In addition, I feel that the balance between fiction and reality has changed significantly in the past decades. Increasingly their roles are reversed. We live in a world ruled by fictions of every kind – mass-merchandizing, advertising, politics conducted as a branch of advertising, the pre-empting of any original response to experience by the television screen. We live inside an enormous novel. It is now less and less necessary for the writer to invent the fictional content of his novel. The fiction is already there. The writer’s task is to invent the reality.
– J. G. Ballard, introduction to the French edition (1974) of Crash (1973)
Solo exhibition “Ficcionario” by Argentinian video artist, Sebastian Diaz Morales, invites visitors to immerse themselves in a journey through the architectural labyrinths, made specifically for this exposition, in which powerful projectors beam twisted loops of fiction and reality. The exhibition, taking place in the two grand CAC halls, will present five artist‘s video works: Pasajes I & II (2012, 2013), Oracle (2008), Insight (2012), and Suspension (2014). Diaz Morales‘ video works blend different genres; recurring motifs and forms of narrative that are characteristic of documentary combine with experimental and science fiction cinema.
By employing contemporary means of presentation, this exhibition in its own unique way translates the tradition of magical realism; here real and fictional stories intermingle to create a new dimension of meaning. The dialectical relation between reality and representation, the possibilities and effects of the mediation of the world through film – these are Morales‘ conceptual creative interests, which echo in the wanderings through endless labyrinths of images of Kafkaesque characters.
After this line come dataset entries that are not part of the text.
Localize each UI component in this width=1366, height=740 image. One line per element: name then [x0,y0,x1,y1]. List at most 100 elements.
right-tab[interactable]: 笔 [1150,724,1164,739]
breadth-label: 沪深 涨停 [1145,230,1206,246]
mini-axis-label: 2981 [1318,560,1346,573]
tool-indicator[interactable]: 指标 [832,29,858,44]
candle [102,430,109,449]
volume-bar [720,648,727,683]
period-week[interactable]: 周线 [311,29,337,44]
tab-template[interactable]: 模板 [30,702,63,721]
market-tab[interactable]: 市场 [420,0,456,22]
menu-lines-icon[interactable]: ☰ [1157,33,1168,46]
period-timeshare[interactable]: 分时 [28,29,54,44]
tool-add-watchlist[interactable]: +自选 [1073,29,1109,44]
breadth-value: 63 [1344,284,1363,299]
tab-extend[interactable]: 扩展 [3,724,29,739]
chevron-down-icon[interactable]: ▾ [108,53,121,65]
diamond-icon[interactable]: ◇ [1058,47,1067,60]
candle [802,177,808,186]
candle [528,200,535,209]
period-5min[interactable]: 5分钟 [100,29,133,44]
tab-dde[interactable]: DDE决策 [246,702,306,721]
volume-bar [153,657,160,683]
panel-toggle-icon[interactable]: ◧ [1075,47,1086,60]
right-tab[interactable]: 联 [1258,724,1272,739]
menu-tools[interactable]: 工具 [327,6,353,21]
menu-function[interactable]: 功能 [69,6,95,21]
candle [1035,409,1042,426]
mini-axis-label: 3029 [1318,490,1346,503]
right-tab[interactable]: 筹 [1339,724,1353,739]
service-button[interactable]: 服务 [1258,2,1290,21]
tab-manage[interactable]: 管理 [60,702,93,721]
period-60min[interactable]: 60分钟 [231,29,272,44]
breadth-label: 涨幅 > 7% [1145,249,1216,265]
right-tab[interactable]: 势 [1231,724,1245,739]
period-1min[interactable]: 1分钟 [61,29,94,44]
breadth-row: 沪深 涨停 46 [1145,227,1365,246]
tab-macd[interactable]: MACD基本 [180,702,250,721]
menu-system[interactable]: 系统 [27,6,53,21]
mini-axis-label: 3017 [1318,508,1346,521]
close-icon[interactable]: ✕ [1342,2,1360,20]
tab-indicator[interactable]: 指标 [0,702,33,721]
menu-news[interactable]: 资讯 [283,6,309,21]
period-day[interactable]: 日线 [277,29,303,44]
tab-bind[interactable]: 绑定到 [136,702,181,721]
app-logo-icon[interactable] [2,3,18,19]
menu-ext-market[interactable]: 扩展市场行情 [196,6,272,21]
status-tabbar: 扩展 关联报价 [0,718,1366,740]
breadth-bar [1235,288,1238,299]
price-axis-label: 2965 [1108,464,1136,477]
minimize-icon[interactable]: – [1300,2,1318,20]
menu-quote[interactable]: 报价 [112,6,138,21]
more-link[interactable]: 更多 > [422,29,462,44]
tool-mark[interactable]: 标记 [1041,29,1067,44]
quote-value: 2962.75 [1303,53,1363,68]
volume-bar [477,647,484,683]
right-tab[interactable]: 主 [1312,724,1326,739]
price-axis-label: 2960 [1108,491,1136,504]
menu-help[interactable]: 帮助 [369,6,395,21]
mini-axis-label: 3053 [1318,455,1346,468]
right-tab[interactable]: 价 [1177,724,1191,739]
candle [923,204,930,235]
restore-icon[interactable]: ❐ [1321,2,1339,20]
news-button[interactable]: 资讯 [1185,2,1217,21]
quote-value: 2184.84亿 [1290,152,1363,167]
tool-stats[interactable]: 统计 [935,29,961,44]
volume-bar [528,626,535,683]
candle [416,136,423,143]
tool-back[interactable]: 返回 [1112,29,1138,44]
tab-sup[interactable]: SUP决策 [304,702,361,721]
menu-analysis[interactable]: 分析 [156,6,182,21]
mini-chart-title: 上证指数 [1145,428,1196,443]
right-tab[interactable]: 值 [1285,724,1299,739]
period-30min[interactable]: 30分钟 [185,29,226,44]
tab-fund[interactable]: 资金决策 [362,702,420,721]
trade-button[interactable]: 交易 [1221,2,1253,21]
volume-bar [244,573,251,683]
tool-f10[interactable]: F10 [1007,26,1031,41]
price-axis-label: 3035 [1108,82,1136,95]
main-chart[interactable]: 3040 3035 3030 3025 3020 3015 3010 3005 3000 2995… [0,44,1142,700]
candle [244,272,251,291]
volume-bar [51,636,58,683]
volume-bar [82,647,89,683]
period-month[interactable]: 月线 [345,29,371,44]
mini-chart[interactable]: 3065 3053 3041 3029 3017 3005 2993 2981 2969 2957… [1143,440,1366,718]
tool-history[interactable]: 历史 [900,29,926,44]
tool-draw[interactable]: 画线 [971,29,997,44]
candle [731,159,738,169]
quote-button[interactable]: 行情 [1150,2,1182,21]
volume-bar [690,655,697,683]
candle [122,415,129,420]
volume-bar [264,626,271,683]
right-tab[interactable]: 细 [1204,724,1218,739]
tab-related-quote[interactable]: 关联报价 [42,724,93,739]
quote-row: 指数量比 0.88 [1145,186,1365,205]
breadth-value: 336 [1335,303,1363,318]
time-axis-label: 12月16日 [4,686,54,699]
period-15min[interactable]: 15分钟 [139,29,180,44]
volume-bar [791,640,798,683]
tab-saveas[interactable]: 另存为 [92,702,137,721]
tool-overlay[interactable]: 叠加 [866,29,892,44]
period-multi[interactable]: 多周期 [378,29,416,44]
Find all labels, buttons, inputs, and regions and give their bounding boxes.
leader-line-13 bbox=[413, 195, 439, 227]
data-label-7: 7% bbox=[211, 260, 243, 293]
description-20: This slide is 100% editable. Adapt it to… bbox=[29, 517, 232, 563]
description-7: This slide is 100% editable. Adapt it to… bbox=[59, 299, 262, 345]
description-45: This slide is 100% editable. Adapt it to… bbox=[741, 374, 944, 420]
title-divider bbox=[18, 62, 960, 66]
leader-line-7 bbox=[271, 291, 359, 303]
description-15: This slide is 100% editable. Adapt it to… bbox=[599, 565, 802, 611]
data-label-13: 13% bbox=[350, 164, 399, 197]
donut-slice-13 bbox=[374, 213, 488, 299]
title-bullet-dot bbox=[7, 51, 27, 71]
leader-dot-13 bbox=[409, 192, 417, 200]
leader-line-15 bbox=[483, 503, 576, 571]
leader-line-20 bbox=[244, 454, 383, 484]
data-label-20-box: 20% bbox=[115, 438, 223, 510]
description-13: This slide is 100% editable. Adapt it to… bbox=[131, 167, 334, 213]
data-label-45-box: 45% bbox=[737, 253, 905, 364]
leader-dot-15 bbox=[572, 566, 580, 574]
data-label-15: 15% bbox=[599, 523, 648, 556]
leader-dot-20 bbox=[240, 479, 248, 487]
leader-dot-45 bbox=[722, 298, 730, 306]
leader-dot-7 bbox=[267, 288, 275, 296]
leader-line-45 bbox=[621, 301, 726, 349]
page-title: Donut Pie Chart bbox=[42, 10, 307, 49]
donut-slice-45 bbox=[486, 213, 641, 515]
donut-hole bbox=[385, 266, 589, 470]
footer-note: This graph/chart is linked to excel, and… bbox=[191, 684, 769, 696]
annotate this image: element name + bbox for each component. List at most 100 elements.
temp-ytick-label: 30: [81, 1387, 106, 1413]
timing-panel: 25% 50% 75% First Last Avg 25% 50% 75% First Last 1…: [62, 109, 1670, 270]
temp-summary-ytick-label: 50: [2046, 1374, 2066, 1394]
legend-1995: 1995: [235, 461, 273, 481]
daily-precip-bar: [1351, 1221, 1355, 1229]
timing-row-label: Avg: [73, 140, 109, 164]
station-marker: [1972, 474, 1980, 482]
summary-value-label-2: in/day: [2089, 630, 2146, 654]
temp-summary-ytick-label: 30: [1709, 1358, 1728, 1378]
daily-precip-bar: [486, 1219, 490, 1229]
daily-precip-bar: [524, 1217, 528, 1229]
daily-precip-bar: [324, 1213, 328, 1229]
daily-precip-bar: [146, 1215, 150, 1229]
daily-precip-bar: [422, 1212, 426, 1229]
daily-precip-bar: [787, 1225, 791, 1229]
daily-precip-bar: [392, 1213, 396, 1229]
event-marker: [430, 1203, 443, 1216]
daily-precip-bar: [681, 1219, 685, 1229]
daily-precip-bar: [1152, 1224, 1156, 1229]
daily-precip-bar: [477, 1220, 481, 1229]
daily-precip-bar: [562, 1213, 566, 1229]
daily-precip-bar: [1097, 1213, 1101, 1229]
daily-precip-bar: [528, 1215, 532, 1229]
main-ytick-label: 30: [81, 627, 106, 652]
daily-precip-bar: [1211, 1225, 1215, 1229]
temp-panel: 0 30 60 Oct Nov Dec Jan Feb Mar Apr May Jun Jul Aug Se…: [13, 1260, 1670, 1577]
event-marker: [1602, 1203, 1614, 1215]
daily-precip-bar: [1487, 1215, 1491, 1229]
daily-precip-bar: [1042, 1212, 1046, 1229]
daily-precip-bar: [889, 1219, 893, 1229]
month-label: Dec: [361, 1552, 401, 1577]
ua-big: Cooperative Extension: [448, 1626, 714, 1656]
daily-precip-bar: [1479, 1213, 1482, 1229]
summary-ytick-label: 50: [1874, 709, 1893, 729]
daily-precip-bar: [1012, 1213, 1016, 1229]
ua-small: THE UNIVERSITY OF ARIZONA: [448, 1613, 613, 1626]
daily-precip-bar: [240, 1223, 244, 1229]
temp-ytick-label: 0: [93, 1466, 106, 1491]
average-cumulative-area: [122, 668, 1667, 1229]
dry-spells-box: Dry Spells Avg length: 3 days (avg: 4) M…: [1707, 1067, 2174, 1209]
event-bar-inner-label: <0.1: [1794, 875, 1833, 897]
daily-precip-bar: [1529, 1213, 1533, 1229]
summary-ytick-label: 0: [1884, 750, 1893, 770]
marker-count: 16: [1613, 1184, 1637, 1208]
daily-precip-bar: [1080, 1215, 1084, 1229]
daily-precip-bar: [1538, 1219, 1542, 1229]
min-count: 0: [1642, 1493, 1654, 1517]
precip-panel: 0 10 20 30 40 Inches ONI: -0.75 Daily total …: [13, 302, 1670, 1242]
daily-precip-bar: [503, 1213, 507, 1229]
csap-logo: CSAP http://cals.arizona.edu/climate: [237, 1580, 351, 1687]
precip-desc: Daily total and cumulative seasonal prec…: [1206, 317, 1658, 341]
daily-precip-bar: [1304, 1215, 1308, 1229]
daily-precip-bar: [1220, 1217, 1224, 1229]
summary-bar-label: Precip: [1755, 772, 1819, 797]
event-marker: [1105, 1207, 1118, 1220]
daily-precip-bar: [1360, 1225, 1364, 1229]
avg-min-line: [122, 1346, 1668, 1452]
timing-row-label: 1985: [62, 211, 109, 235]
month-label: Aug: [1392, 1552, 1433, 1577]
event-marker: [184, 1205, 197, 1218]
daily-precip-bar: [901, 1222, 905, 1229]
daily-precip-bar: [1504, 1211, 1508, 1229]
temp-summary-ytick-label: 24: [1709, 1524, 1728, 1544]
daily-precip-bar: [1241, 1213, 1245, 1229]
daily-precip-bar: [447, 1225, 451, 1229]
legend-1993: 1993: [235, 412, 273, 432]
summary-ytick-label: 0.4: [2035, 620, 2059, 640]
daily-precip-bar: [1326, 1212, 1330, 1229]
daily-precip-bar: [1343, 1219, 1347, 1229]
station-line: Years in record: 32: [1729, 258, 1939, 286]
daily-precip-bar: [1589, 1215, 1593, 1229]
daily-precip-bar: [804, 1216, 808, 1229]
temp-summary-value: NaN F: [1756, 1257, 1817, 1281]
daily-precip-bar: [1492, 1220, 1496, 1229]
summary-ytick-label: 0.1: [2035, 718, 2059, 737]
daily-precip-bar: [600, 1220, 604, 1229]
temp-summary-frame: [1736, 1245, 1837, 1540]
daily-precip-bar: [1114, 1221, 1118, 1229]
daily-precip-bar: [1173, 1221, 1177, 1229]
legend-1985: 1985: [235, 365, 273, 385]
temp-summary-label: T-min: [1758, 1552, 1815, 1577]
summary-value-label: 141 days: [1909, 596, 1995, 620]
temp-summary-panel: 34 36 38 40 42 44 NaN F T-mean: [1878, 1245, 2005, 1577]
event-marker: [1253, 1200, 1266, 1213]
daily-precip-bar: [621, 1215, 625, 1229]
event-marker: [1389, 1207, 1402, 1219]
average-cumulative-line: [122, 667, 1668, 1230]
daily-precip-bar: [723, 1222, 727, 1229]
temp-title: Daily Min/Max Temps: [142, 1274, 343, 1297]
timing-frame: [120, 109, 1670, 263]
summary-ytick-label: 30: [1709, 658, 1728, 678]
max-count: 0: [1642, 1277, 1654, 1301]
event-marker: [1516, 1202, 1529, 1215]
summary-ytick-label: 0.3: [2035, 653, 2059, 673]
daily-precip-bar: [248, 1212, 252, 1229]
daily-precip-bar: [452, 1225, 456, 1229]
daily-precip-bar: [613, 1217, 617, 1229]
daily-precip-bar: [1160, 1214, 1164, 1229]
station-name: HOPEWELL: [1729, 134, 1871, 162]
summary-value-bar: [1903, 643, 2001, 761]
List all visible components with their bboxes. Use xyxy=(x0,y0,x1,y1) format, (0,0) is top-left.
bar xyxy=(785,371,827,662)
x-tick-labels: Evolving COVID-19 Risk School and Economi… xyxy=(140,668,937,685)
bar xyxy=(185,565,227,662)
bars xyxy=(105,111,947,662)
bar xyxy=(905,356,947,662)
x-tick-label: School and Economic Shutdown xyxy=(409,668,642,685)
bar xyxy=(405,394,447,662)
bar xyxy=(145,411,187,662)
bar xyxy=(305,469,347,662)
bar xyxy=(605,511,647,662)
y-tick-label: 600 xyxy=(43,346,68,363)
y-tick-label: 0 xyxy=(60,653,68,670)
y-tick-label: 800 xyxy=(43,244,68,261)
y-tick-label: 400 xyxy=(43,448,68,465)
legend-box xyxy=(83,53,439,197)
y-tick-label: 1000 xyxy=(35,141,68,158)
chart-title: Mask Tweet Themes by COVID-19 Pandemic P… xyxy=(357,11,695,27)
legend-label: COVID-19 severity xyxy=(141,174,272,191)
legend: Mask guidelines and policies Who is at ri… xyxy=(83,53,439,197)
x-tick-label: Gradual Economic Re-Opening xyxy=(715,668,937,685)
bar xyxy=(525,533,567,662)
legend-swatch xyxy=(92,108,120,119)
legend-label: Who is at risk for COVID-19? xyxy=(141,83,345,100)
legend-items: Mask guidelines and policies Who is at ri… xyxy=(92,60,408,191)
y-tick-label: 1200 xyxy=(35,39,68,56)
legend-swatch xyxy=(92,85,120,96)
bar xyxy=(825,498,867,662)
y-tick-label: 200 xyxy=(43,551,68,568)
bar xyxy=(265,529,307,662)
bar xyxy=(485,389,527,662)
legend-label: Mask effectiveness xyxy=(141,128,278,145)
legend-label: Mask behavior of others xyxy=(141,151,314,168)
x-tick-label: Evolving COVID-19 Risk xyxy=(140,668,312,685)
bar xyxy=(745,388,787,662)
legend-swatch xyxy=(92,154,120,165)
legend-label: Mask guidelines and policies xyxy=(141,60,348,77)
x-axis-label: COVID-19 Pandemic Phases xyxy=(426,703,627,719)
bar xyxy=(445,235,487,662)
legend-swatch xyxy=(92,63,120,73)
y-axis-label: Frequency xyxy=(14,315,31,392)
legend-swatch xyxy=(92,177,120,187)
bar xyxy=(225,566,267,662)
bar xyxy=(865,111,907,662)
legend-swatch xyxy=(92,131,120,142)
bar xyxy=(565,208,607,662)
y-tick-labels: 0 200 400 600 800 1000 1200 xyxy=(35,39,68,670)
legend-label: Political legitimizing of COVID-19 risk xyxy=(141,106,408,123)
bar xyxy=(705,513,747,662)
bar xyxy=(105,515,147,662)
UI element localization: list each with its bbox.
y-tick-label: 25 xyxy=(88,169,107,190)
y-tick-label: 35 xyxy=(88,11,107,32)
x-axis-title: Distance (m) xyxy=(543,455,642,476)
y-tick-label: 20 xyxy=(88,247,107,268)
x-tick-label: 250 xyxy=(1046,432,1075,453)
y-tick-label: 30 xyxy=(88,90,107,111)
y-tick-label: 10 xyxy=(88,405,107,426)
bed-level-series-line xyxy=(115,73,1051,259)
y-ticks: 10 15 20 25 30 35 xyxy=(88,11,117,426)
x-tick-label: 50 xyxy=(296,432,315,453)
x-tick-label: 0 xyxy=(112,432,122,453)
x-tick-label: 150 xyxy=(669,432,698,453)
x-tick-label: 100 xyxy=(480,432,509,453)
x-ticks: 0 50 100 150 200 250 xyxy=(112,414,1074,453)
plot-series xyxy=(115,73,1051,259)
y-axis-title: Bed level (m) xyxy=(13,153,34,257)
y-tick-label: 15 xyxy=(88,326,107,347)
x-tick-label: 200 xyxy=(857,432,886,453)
Sebastian Diaz Morales’ (b. 1975) works are displayed in the permanent collections of the most celebrated contemporary art museums – such as Centre Pompidou or Tate Modern. His works were exhibited in Stedelijk Museum and De Appel in Amsterdam, in Art in General in New York, and also in biennales of Sydney, Sao Paolo and other places. In 2009 he was awarded a prestigious Guggenheim Fellowship prize. Born in Argentina, the artist now resides in Amsterdam.